Heilin savait que les Léopards tiraient leurs appellations de la mythologie romaine. Ils étaient nés en même temps qu'elle. Chacun avait sa place et n'y dérogerait pas jusqu'à ce que mort s'ensuive.

– Ce soir, Alpheus nous a laissé quartier libre, lança-t-il en se dirigeant vers la cuisine à l'autre bout de la pièce.

Le loft était séparé par de hauts paravents noirs couverts de stries de couleurs différentes selon la pièce se trouvant derrière. Ceux de la cuisine étaient d'un blanc cassé qui tranchait net avec l'ébène de la cloison.
Matt revint dans le salon avec une assiette pleine de viandes saignantes. Au début, cette vue avait arraché des haut-le-cœur à Heilin, mais après quatre années de cohabitation, elle s'y était faite. À présent, le Léopard pouvait se promener avec de la viande crue sans qu'elle y prête attention.
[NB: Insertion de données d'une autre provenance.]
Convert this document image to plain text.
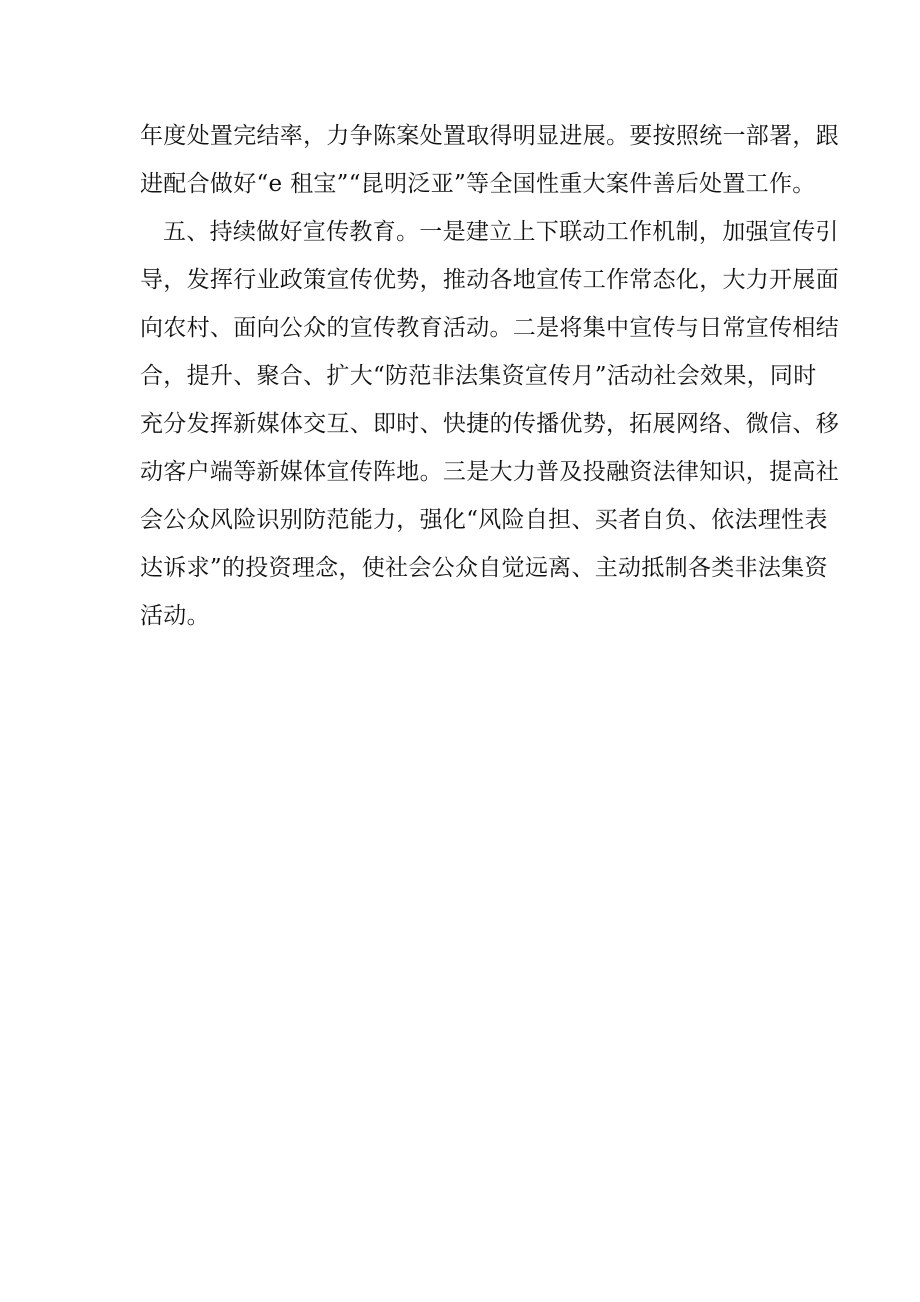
年度处置完结率，力争陈案处置取得明显进展。要按照统一部署，跟
进配合做好“e 租宝”“昆明泛亚”等全国性重大案件善后处置工作。
五、持续做好宣传教育。一是建立上下联动工作机制，加强宣传引
导，发挥行业政策宣传优势，推动各地宣传工作常态化，大力开展面
向农村、面向公众的宣传教育活动。二是将集中宣传与日常宣传相结
合，提升、聚合、扩大“防范非法集资宣传月”活动社会效果，同时
充分发挥新媒体交互、即时、快捷的传播优势，拓展网络、微信、移
动客户端等新媒体宣传阵地。三是大力普及投融资法律知识，提高社
会公众风险识别防范能力，强化“风险自担、买者自负、依法理性表
达诉求”的投资理念，使社会公众自觉远离、主动抵制各类非法集资
活动。
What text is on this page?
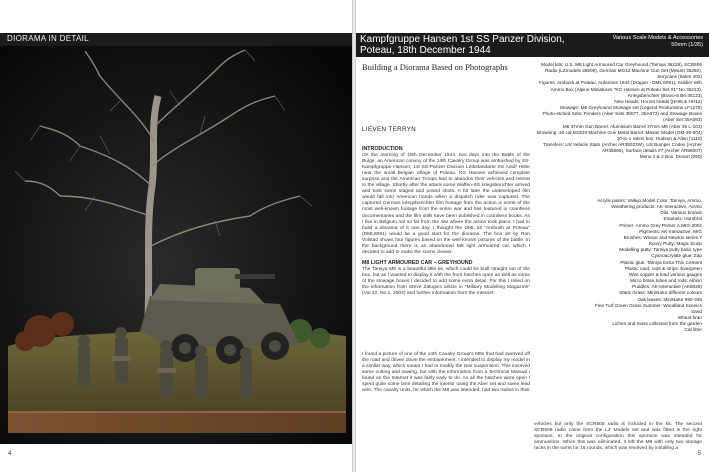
DIORAMA IN DETAIL
4
Kampfgruppe Hansen 1st SS Panzer Division, Poteau, 18th December 1944
Various Scale Models & Accessories
50mm (1/35)
Building a Diorama Based on Photographs
LIEVEN TERRYN
INTRODUCTION

On the morning of 18th December 1944, two days into the Battle of the Bulge, an American convoy of the 14th Cavalry Group was ambushed by SS-Kampfgruppe Hansen, 1st SS-Panzer Division Leibstandarte SS Adolf Hitler near the small Belgian village of Poteau. KG Hansen achieved complete surprise and the American Troops had to abandon their vehicles and retreat to the village. Shortly after the attack some Waffen-SS kriegsberichter arrived and took some staged and posed shots. A bit later the undeveloped film would fall into American hands when a dispatch rider was captured. The captured German kriegsberichter film footage from the action is some of the most well-known footage from the entire war and has featured in countless documentaries and the film stills have been published in countless books. As I live in Belgium not so far from the site where the action took place, I had to build a diorama of it one day. I thought the DML kit "Ambush at Poteau" (DML6091) would be a good start for the diorama. The box art by Ron Volstad shows four figures based on the well-known pictures of the battle. In the background there is an abandoned M8 light armoured car, which I decided to add to make the scene clearer.

M8 LIGHT ARMOURED CAR – GREYHOUND

The Tamiya M8 is a beautiful little kit, which could be built straight out of the box, but as I wanted to display it with the front hatches open as well as some of the stowage boxes I decided to add some extra detail. For this I relied on the information from Steve Zaloga's article in "Military Modelling Magazine" (Vol.32, No.1, 2002) and further information from the Internet.

I found a picture of one of the 14th Cavalry Group's M8s that had swerved off the road and driven down the embankment. I intended to display my model in a similar way, which meant I had to modify the rear suspension. This involved some cutting and sawing, but with the information from a Technical Manual I found on the Internet it was fairly easy to do. As all the hatches were open I spent quite some time detailing the interior using the Aber set and some lead wire. The cavalry units, for which the M8 was intended, had two radios in their

Model kits: U.S. M8 Light Armoured Car Greyhound (Tamiya 35228), SCR506 Radio (LZmodels 35500), German MG42 Machine Gun Set (Miniart 35250), Jerrycans (Italeri 402)
Figures: Ambush at Poteau, Ardennes 1944 (Dragon - DML 6091), Soldier with Ammo Box (Alpine Miniatures "KG Hansen at Poteau Set #1" No.35213), Kriegsberichter (Bravo-6 B6-35123)
New Heads: Hornet heads (HHI5 & HH12)
Stowage: M8 Greyhound Stowage set (Legend Productions LF1275)
Photo-etched Sets: Fenders (Aber Sets 35077, 35A072) and Stowage Boxes (Aber Set 35A083)
M6 37mm Gun Barrel: Aluminium Barrel 37mm M6 (Aber 35 L-103)
Browning .30 cal M1919 Machine Gun Metal Barrel: Master Model (GM-35-004)
10-in-1 ration box: Hudson & Allen (1110)
Transfers: US Vehicle Stars (Archer AR35023W), US Bumper Codes (Archer AR35066), Surface details #7 (Archer AR88007)
Menu 1 & 2 Box: Diorart (050)
Acrylic paints: Vallejo Model Color, Tamiya, Ammo,
Weathering products: AK-Interactive, Ammo
Oils: Various brands
Enamels: Humbrol
Primer: Ammo Grey Primer A.MIG-2002
Pigments: AK-Interactive, MIG
Brushes: Winsor and Newton series 7
Epoxy Putty: Magic Sculp
Modelling putty: Tamiya putty basic type
Cyanoacrylate glue: Zap
Plastic glue: Tamiya Extra Thin Cement
Plastic card, rods & strips: Evergreen
Wire copper & lead various gauges
Micro brass tubes and rods: Albion
Puddles: AK-Interactive (AK8028)
Static Grass: MiniNatur different colours
Oak leaves: MiniNatur 980-345
Fine Turf Green Grass Summer: Woodland Scenics
Sand
Wheat bran
Lichen and moss collected from the garden
Cat litter

vehicles but only the SCR508 radio is included in the kit. The second SCR506 radio came from the LZ Models set and was fitted in the right sponson. In the original configuration this sponson was intended for ammunition. When this was eliminated, it left the M8 with only two storage racks in the turret for 16 rounds, which was resolved by installing a

5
Il prit place à côté d'elle sur le divan et mangea en silence, admirant simplement la vue devant eux.
Un moment de pure complicité sans besoin d'échanger des banalités à pleurer.
C'était, sans aucun doute, pour cette raison qu'Heilin le supportait bien mieux que toutes ses autres connaissances.

- Ça te dirait une sortie ? finit-il par demander après qu'elle ait posé sa tête contre son épaule et qu'elle semblait prête à s'endormir.

Heilin adorait sentir la chaleur de Matt. Il y avait quelque chose de rassurant chez lui et pas seulement parce qu'il était un être surpuissant.
C'était quelque chose d’indéfinissable.

- Je dois retrouver du monde au Dead Cooking dans une heure, on y va ensemble ? bâilla-t-elle en s'allongeant sur le divan et en plaçant sa tête sur sa cuisse droite.

Elle sourit légèrement, les yeux fermés. Matt se rencogna dans le divan sans rien ajouter. Sa main parcourut les cheveux noirs ondulés d'Heilin démêlant les nœuds avec douceur. Un léger ronronnement s'éleva dans le salon ce qui fit sourire imperceptiblement le jeune homme. Il ne pouvait s'empêcher de trouver cette réaction hilarante en même temps qu’attendrissante. Il n'y avait qu'en sa compagnie que sa camarade laissait tomber ses barrières protectrices.

- Tu ne veux pas te changer ?

Heilin remua légèrement pour se mettre sur le ventre et ainsi permettre à Matt d'accentuer ses petits soins.

- Non, pas spécialement. Pourquoi ?

- Je me disais qu'on pourrait prendre un bain.